Endana mengerling kepada adik laki-laki nya itu yang langsung dibalas tatapan sengit darinya. Wanita itu sama sekali tidak menghiraukan respon itu, ia justru menarik Blair menuju ruang tamu. Dengan wajah bangun tidurnya—tentunya masih terlihat cantik, Blair menyapa kedua orang tua yang duduk santai di sofa ruang tamu.
Blair bahkan mencium tangan mereka layaknya bertemu dengan dosen di kampus. Rebecca dan Claude Van Bosch Wijaya tersenyum, kemudian mengusap pelan rambut gadis itu.
“Welcome home,” ucap Rebecca.
“Saya Blair Adijaya, Bu, Pak.”
Claude menganguk. Ia melirik sekilas pada putranya yang berdiri di belakang Blair. “Ed, jangan ngumpet kamu! Sudah saatnya kamu jelaskan semuanya!” katanya tegas.
Blair menundukan kepalanya. Ia juga merasa bingung harus mengatakan apa, karena dosennya itu hanya memintanya untuk mendukung segala ucapannya. Tapi, kalau begini terus, dia merasa serba salah juga.
Blair menarik napas panjang, matanya menatap semua orang secara bergantian. “Saya... Saya_” katanya tanpa sengaja terpotong.
“Aku cinta sama Blair,” ujar Ed.
Rebecca hanya menunjukan senyuman simpulnya. “Adek sayang sama Blair?” tanyanya pelan dengan tatapan yang amat lembut.
Ed merendahkan pandangannya, lalu menganguk sekilas. Pria itu layaknya anak laki-laki yang masih butuh arahan dari orang tua nya dan butuh diajarkan.
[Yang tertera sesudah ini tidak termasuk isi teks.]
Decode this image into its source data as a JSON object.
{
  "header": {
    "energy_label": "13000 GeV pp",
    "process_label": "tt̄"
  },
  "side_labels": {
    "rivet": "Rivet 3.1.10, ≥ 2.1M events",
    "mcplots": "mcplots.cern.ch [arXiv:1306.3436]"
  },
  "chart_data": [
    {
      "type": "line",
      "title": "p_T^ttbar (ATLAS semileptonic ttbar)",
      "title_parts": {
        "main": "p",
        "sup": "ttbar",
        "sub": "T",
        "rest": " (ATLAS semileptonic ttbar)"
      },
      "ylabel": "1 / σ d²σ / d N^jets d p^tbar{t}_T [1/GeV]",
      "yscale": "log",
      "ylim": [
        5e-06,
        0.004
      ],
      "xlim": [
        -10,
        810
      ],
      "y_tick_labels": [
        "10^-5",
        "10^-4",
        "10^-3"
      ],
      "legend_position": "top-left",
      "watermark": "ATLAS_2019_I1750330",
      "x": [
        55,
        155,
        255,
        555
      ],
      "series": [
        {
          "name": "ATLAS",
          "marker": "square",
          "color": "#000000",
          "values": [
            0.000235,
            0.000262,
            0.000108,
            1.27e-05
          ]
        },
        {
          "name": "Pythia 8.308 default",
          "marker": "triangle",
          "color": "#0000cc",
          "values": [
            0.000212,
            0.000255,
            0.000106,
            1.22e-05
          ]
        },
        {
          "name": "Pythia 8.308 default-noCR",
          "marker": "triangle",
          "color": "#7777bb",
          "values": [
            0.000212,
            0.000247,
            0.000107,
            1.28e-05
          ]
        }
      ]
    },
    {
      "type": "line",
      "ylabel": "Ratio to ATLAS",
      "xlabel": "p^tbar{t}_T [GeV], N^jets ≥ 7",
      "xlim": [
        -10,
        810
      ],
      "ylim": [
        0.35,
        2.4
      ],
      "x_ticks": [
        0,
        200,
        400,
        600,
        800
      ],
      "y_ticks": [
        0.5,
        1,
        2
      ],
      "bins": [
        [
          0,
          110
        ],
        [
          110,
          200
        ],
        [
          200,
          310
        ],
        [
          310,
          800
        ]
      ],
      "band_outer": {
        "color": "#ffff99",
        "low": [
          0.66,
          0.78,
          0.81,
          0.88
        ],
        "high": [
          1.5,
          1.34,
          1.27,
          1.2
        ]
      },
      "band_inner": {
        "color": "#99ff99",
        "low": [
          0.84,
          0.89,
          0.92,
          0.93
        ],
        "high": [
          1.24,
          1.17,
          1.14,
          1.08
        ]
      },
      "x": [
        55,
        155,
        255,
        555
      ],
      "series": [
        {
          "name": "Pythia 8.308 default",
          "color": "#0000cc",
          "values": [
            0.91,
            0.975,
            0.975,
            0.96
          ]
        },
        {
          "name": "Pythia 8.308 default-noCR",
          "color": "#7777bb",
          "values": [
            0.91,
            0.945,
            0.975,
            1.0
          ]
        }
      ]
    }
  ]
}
Blair melihat sisi yang berbeda dari dosennya itu dibalik sikapnya yang tegas dan terkadang perfect.
“Katakan yang keras dan sungguh-sungguh! Papa tidak mendidik kamu menjadi pria yang pengecut! Kamu itu pria usia tiga puluh lima tahun, harus tegas dan bijaksana. Kalau kamu lembek begitu, bagaimana kamu bisa melindungi orang yang kamu sayang?” tegas Claude.
Ed mengangkat wajahnya, “Ed cinta sama Blair,” jujurnya—dari dalam lubuk hatinya yang terdalam.
Claude melangkah maju, menepuk bahu putranya beberapa kali. “Itu baru anak Papa. Lagi pula, Papa tidak akan melarang kamu mencintai wanita mana pun. Justru Papa akhirnya lega, kamu ternyata masih normal.”
“Papa...”
Rebecca menunjukan senyuman penuh wibawa. “Jadi, Baby Nord itu anak kalian?” tanyanya pelan.
“Anak saya, Bu,” jawab Blair secara spontan.
Ed menoleh, “Anak kita, Sayang.”
Pipi Blair bersemu. Diikuti dengan tawa dua orang tua Ed. “Jadi, kamu hamili anak orang?” tanya Claude.
Blair langsung menggeleng, “Bukan. Kami sama-sama menemukannya di depan pintu, tapi sekarang dan seterusnya akan menjadi anak saya.”
Ed menggenggam tangan Blair erat, “Anak kita!” tegasnya.
“Ya elah, Ed, salah nyebut aja nge-gas segala!” komentar Endana.